Greetings again from the darkness. This is a terrific little art-house character study with comedic elements, fine acting and superb writing. The creative force is Mike Mills, who was also the writer and director on another excellent little movie from about 5 years ago called Thumbsucker. When I say “little movie”, I mean intimate and poignant with a nominal budget.
Three interwoven time periods are presented to an effective end. One period shows us Oliver (Ewan McGregor) as a young kid interacting with his mother (Mary Page Keller). Another period shows Oliver’s 75 year old father Hal (Christopher Plummer) confessing to him that he is gay (this is a few months after the mother/wife dies). The third period has Oliver trying to forge a relationship with Anna (Melanie Laurent) whom he met at a costume party.
While that may sound like a simple set-up, I assure you that the complications created by these characters are realistic and head-spinning. It turns out Hal knew he was gay prior to marrying Oliver’s mother, but claims she promised to “fix” him. Once he proclaims his gayness, Hal jumps in with both feet to all causes gay. He thoroughly enjoys himself and even clicks with a new, younger lover. And just when he admits to joy, inoperable cancer is discovered in Hal’s lungs. This begins the second major secret of his life.
The scenes from Oliver’s childhood provide crucial evidence on why he is so solemn and afraid of relationships. He suffers quietly just as his mother did. Things begin to shift for him when, dressed as Freud, his costume party sofa becomes occupied by Anna – a beautiful, alluring French actress who, it turns out, is just as messed up emotionally as is Oliver. They make the perfect threesome … including Arthur, Hal’s Jack Terrier, who (speaking through subtitles) lets us know when things are either OK or not. Arthur takes a great deal of the heaviness away, though not in a slapstick manner.

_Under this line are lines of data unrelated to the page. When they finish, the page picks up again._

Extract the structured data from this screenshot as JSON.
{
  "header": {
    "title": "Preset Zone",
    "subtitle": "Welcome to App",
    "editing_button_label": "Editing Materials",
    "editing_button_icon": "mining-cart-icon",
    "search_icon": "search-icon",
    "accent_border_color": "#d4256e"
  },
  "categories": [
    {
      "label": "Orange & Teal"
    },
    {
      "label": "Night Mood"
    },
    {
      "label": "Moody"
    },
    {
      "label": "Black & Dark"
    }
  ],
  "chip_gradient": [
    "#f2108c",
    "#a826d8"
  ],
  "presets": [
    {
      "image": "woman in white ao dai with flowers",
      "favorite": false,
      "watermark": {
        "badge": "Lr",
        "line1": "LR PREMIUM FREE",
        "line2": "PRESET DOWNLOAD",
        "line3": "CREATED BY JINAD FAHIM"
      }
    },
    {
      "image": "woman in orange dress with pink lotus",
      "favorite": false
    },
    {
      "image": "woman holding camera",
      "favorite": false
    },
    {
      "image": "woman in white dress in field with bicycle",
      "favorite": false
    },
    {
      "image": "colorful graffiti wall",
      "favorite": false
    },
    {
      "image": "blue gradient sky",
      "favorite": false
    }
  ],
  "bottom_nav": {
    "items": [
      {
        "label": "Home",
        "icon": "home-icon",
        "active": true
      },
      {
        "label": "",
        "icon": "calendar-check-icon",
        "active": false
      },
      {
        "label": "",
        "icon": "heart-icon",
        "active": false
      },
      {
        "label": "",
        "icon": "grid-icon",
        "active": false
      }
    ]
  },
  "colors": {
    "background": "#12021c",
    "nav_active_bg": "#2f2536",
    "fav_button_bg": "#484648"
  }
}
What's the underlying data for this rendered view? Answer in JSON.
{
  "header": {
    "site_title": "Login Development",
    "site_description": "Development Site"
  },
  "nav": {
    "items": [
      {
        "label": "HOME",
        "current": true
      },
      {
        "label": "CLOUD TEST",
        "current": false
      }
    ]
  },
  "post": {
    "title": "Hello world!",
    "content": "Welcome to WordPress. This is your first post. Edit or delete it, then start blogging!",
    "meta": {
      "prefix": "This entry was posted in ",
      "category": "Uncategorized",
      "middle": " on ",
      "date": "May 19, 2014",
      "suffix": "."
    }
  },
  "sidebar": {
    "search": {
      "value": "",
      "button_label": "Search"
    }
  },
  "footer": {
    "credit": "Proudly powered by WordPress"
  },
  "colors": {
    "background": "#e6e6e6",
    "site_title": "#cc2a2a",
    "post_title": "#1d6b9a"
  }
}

There are many elements of this film that I really like. The houses of both Hal and Oliver are full of as much personality as either of the characters. The look and pace of the film is meticulous and steady given the material. It seems to be naturally lighted from windows and interior sconces. Nothing even comes close to looking like a Hollywood set.
Ewan McGregor plays his part very close to the vest and conveys the pain and uncertainty that Oliver has learned over the years. His defenses are up! Melanie Laurent was my favorite part of Inglourious Basterds (she was the cinema owner on a mission) and here she offers both hopefulness and melancholy. To me, the heart of the film is Christopher Plummer’s performance. He portrays an elderly gay man with grace and then takes it to another level in his “cancer” scenes. He is a wise man who may or may not understand how selfish he was, but is intent on showing Oliver that it’s never to late to be a “beginner” in love.
SEE THIS MOVIE IF: you can appreciate the special moments that a well made arthouse film can deliver OR you want to see the leader in the clubhouse for Best Supporting Actor (Christopher Plummer)
SKIP THIS MOVIE IF: Thor or X-Men is more your cup of tea, as the only chase scene involves McGregor catching a flight to apologize to Laurent.